Think about it. A solution that provides 100 percent of the capabilities of the leaders in the TCS Wave (and costs a tenth as much in many scenarios) is explicitly excluded from the Wave because it is an add-on to a vendor that dominates the ECM market overall instead of being an ECM repository in its own right.
A Solo Solution vs. an Ecosystem
Usually, when you ask an analyst “Is SharePoint good enough” the response is a cagey, “it depends.”
The analyst firms have many ECM vendor clients who depend on their prospects receiving the message that SharePoint, even with its vast ecosystem of partners, isn’t good enough as a solo repository for enterprise ECM.
Analyst firms earn significant revenue from these vendors, vendors who are dramatically smaller than Microsoft in ECM and whose primary existential threat is SharePoint, whether on-premises or in Office 365.
In 2016, we saw several deals move away from SharePoint for ECM because — we suspect — the analyst firms recommended vendors X or Y. The analyst firms suggested SharePoint was not enough for Accounts Payable or another use case.

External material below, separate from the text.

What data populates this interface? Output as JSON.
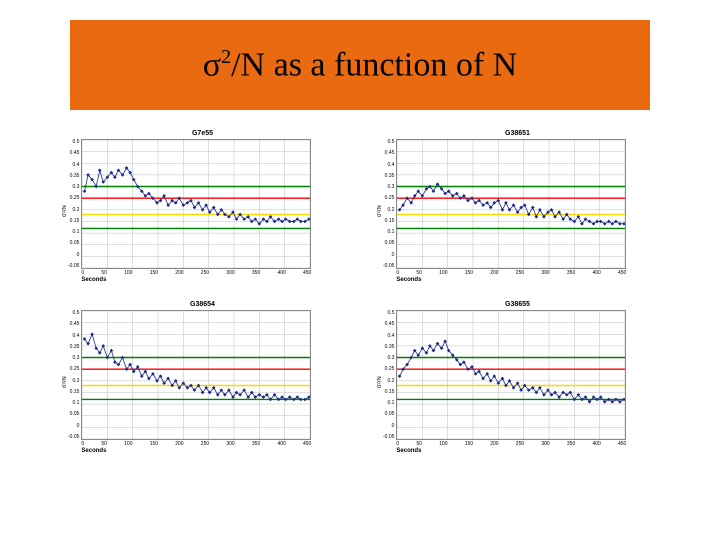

This analysis implies a better answer than SharePoint is a separate repository based on monolithic ECM suites that can be integrated with custom code or simple connectors that provide a brittle connection at great expense. What we have seen in our customers is that these solutions frequently aren't nearly as cost effective, efficient or as well liked by users as Microsoft independent software vendor (ISV) solutions built on SharePoint or Office 365.
Time for a New Analysis?
Historically, ECM/TCS solutions were best of breed amalgamations of ECM products from multiple ECM vendors to solve business problems. For example, businesses would frequently integrate Kofax, as a capture component into other ECM/TCS solutions. Kofax now scores a spot in the TCS wave because it directly offers all of the TCS components.
In 2016, we saw numerous Fortune 200 companies switch from legacy ECM suites to SharePoint to manage their enterprise content, with more planning to do the same in 2017. Our clients say they want ECM/TCS solutions that leverage SharePoint and Office 365. Forrester excludes this alternative from its TCS Wave analysis because not all of the solution components are Microsoft products.
Businesses are replacing their legacy ECM suites with a combination of SharePoint and Office 365 licenses used in tandem with best of breed components that extend SharePoint for workflow, capture, records management or report management.
The Microsoft ecosystem isn’t for everyone. And it certainly doesn’t have the “one throat to choke” mindset that the ECM suite vendors built their business models on, but we have seen it works and scales to the enterprise, cost-effectively.
In fact, the scale of Office 365 and the Azure cloud dwarfs any of the cloud infrastructure alternatives provided by any of the legacy ECM vendors.
Any assessment of ECM and records management solutions today should include an analysis of the independent software vendors that make up the Microsoft ecosystem. I would love to see a TCS analysis that reflects the dynamic of how many organizations operate today.